To avoid bias due to overlapping samples, we calculated the genetic correlation between a meta-analysis of Icelandic and Danish data sets for dorsalgia and IDD and the UKB summary statistics (osteoarthritis, BMI, height, weight, DXA area L1234), or a meta-analysis of UKB data and GEFOS69 for BMD of the lumbar spine, and between a meta-analysis of UKB and Finnish data sets for dorsalgia and IDD and the deCODE summary statistics (osteoarthritis, BMI, height, weight, DXA area L1234), or a meta-analysis of deCODE and Danish data sets for BMD of the lumbar spine. The results of the two analyses were subsequently meta-analyzed. For major depressive disorder and stress, we calculated the genetic correlation between published meta-analyses and our meta-analysis of Icelandic, Danish, UKB and Finnish data sets for dorsalgia and IDD.

To assess genetic relationships between IDD and dorsalgia with regards to causality, we performed MR analyses using the genome-wide significant variants for each trait respectively as instruments70. We used linear regression without an intercept term, weighted by the inverse-variance of the outcome associations (inverse-variance weighted, IVW), MR coupled with an intercept test, and weighted linear regression with an intercept term, usually referred to as MR-Egger. To avoid sample overlap21, exposure effects were from the cohorts from Iceland (IS), Denmark (DK) and Finland (FIN) while outcome effects were from UK-Biobank (see Supplementary Data 1 for numbers of cases and controls). To assess the sensitivity of our MR analysis to outliers, we also ran the results with an outlier removal method (Supplementary Fig. 3).
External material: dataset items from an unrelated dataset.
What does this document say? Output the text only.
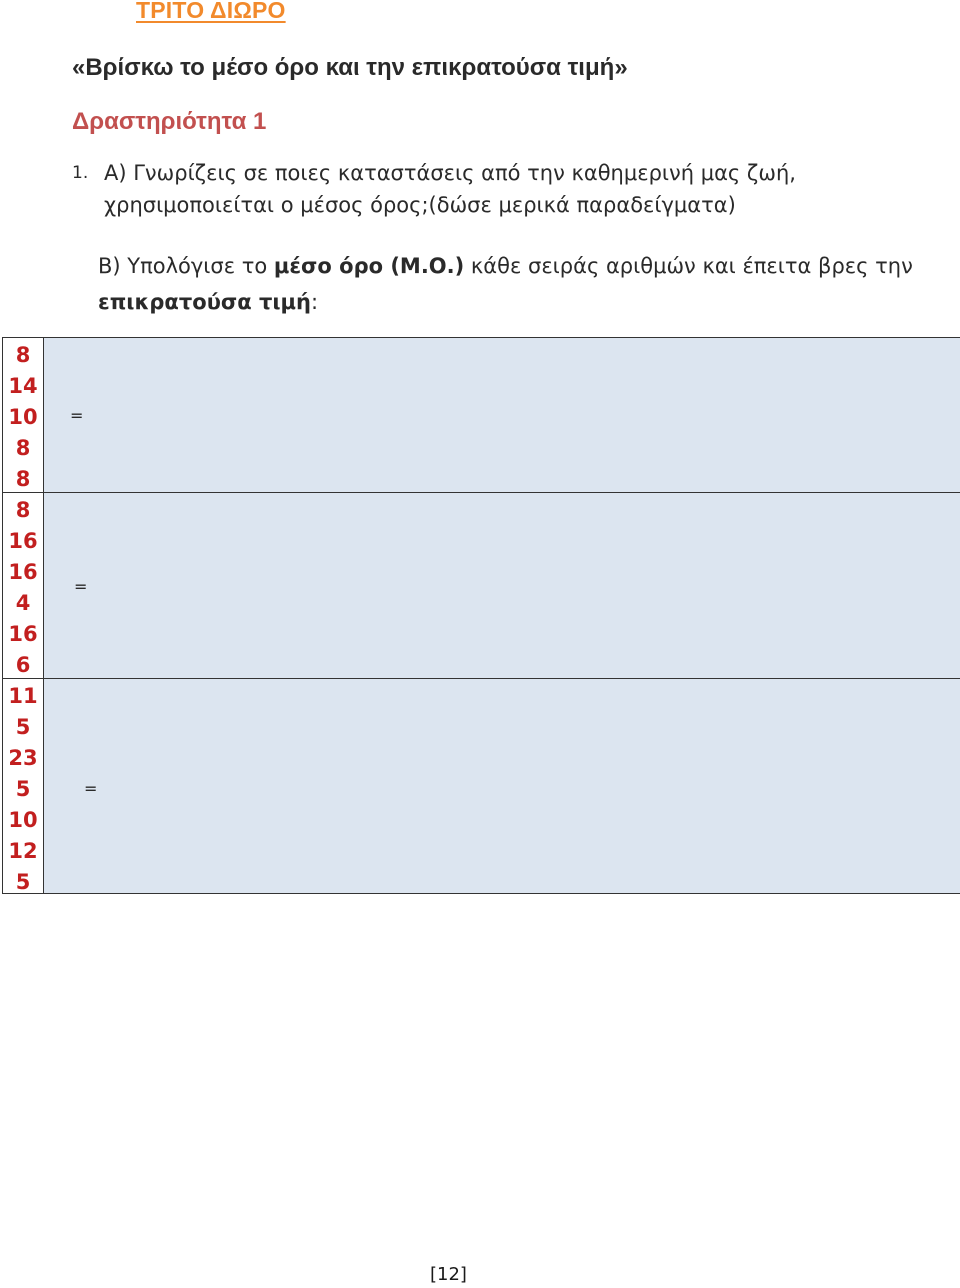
ΤΡΙΤΟ ΔΙΩΡΟ
«Βρίσκω το μέσο όρο και την επικρατούσα τιμή»
Δραστηριότητα 1
1. Α) Γνωρίζεις σε ποιες καταστάσεις από την καθημερινή μας ζωή, χρησιμοποιείται ο μέσος όρος;(δώσε μερικά παραδείγματα)
Β) Υπολόγισε το μέσο όρο (Μ.Ο.) κάθε σειράς αριθμών και έπειτα βρες την επικρατούσα τιμή:
8
14
10
8
8
=
8
16
16
4
16
6
=
11
5
23
5
10
12
5
=
[12]
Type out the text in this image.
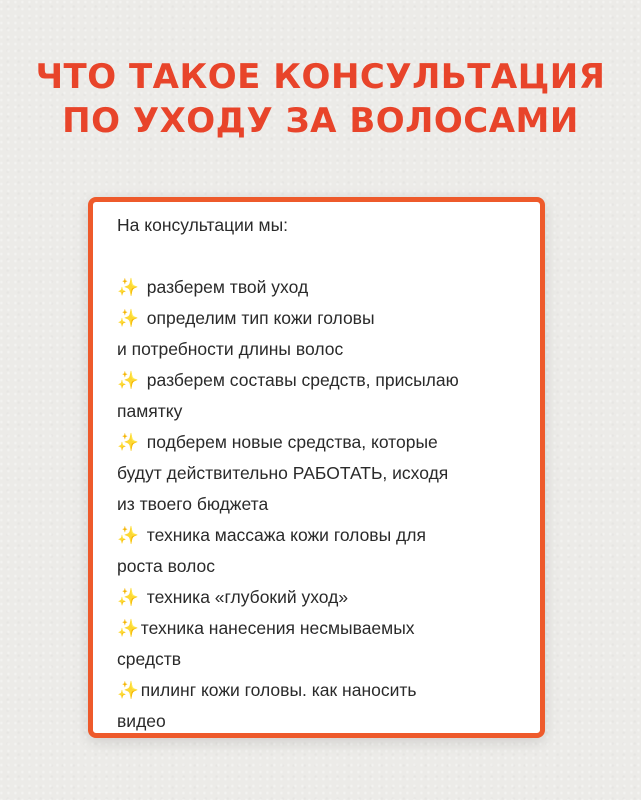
ЧТО ТАКОЕ КОНСУЛЬТАЦИЯ
ПО УХОДУ ЗА ВОЛОСАМИ
На консультации мы:
✨ разберем твой уход
✨ определим тип кожи головы
и потребности длины волос
✨ разберем составы средств, присылаю
памятку
✨ подберем новые средства, которые
будут действительно РАБОТАТЬ, исходя
из твоего бюджета
✨ техника массажа кожи головы для
роста волос
✨ техника «глубокий уход»
✨ техника нанесения несмываемых
средств
✨ пилинг кожи головы. как наносить
видео
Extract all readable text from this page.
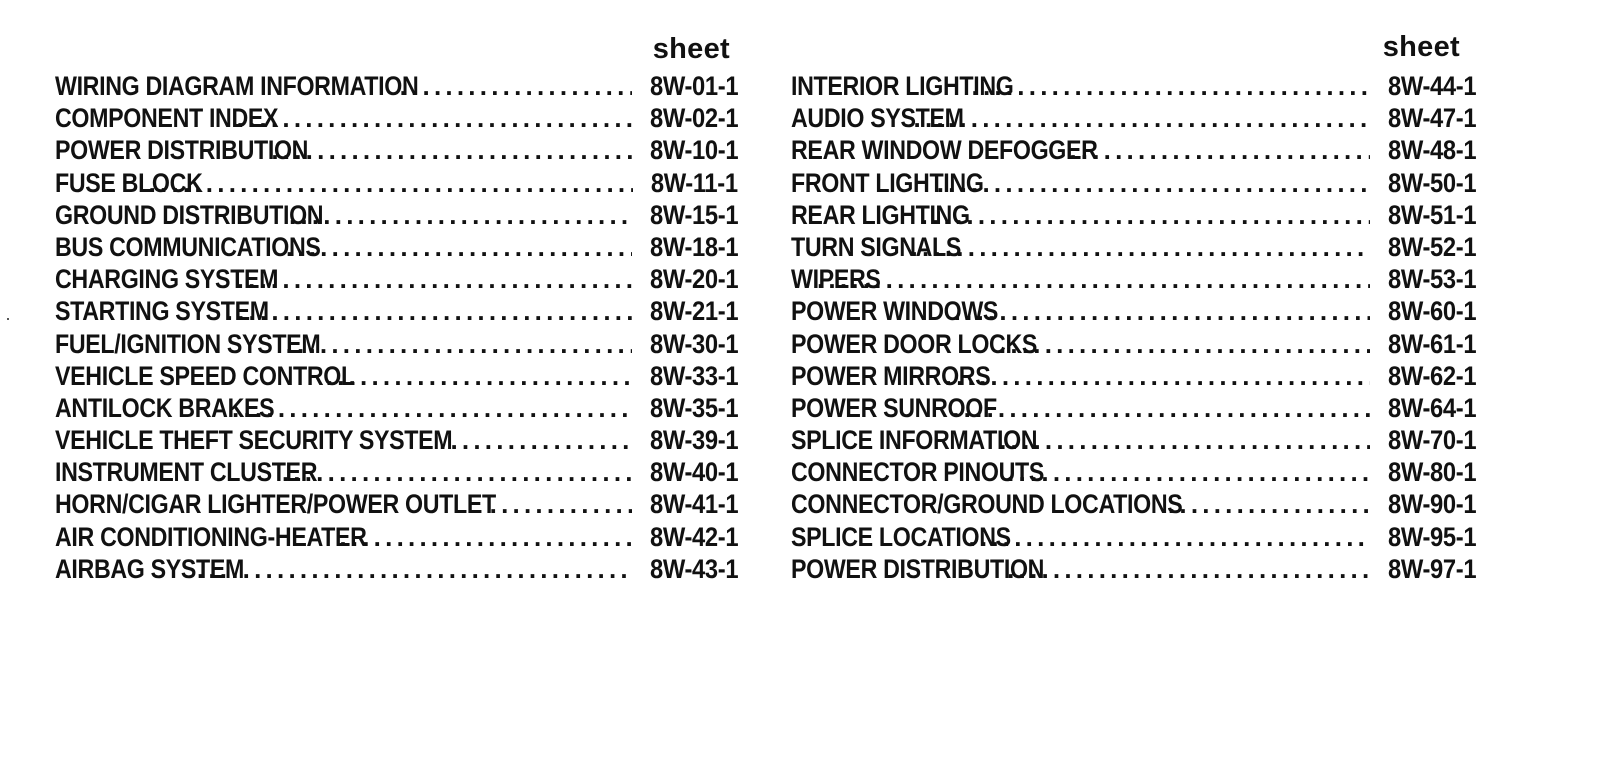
sheet
WIRING DIAGRAM INFORMATION . . .	8W-01-1
COMPONENT INDEX . . .	8W-02-1
POWER DISTRIBUTION . . .	8W-10-1
FUSE BLOCK . . .	8W-11-1
GROUND DISTRIBUTION . . .	8W-15-1
BUS COMMUNICATIONS . . .	8W-18-1
CHARGING SYSTEM . . .	8W-20-1
STARTING SYSTEM . . .	8W-21-1
FUEL/IGNITION SYSTEM . . .	8W-30-1
VEHICLE SPEED CONTROL . . .	8W-33-1
ANTILOCK BRAKES . . .	8W-35-1
VEHICLE THEFT SECURITY SYSTEM . . .	8W-39-1
INSTRUMENT CLUSTER . . .	8W-40-1
HORN/CIGAR LIGHTER/POWER OUTLET . . .	8W-41-1
AIR CONDITIONING-HEATER . . .	8W-42-1
AIRBAG SYSTEM . . .	8W-43-1
sheet
INTERIOR LIGHTING . . .	8W-44-1
AUDIO SYSTEM . . .	8W-47-1
REAR WINDOW DEFOGGER . . .	8W-48-1
FRONT LIGHTING . . .	8W-50-1
REAR LIGHTING . . .	8W-51-1
TURN SIGNALS . . .	8W-52-1
WIPERS . . .	8W-53-1
POWER WINDOWS . . .	8W-60-1
POWER DOOR LOCKS . . .	8W-61-1
POWER MIRRORS . . .	8W-62-1
POWER SUNROOF . . .	8W-64-1
SPLICE INFORMATION . . .	8W-70-1
CONNECTOR PINOUTS . . .	8W-80-1
CONNECTOR/GROUND LOCATIONS . . .	8W-90-1
SPLICE LOCATIONS . . .	8W-95-1
POWER DISTRIBUTION . . .	8W-97-1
Similarly, to evaluate the causal effects of OA variants on IDD, we performed MR analysis using as instruments 18 osteoarthritis variants34 and studied their effects from 16 OA GWASs on individuals of European descent with total cases N = 78,610 and controls N = 100,164. For the MR analysis on the causal effects of IBD variants on dorsalgia, we used as instruments 222 IBD variants32 with effects from 15 IBD GWASs and Immunochip meta-analysis on individuals of European descent with total cases N = 38,155 and controls N = 48,485.

Functional data

To highlight genes associating with IDD and/or dorsalgia, we use various functional data, including annotation of the identified variants or variants in high linkage disequilibrium (LD) (r2 ≥ 0.8 and within ±1 MB) that are predicted to affect protein coding or splicing (VEP; variant effect predictor using Refseq gene set (https://www.ncbi.nlm.nih.gov/refseq/rsg/), mRNA expression (top local expression quantitative trait loci i.e., cis-eQTL in multiple tissues from deCODE, GTEx (https://gtexportal.org) and other public datasets, and/or plasma protein correlations (p-QTL) (Supplementary Data 510).

Transcriptomics

We performed RNA sequencing of 14,248 genes in whole blood samples from 13,175 Icelanders and of 9396 genes in subcutaneous adipose tissue samples from 700 Icelanders. We computed gene expression based on personalized transcript abundances71. Association between variants and gene expression was estimated using a generalized linear regression, assuming additive genetic effect and quantile normalized gene expression estimates, adjusting for measurements of sequencing artefacts, demographic variables, blood composition, and hidden covariates72.

Proteomics

We used SomaLogic® SOMAscan (version 4) proteomics assay to test association of identified IDD and dorsalgia sequence variants with protein levels in plasma. The assay scanned 4907 aptamers that measure 4719 proteins in samples from 35,559 Icelanders who also have contributed genetic data to NBC-approved projects at deCODE genetics73. Plasma protein levels were standardized and adjusted for year of birth, gender, and year of sample collection (2000–2019).

Gene set enrichment analysis

We performed a gene-based and gene set enrichment analysis using MAGMA74, as implemented by FUMA v.1.3.275 (Supplementary Note 3).

Reporting summary

Further information on research design is available in the Nature Research Reporting Summary linked to this article.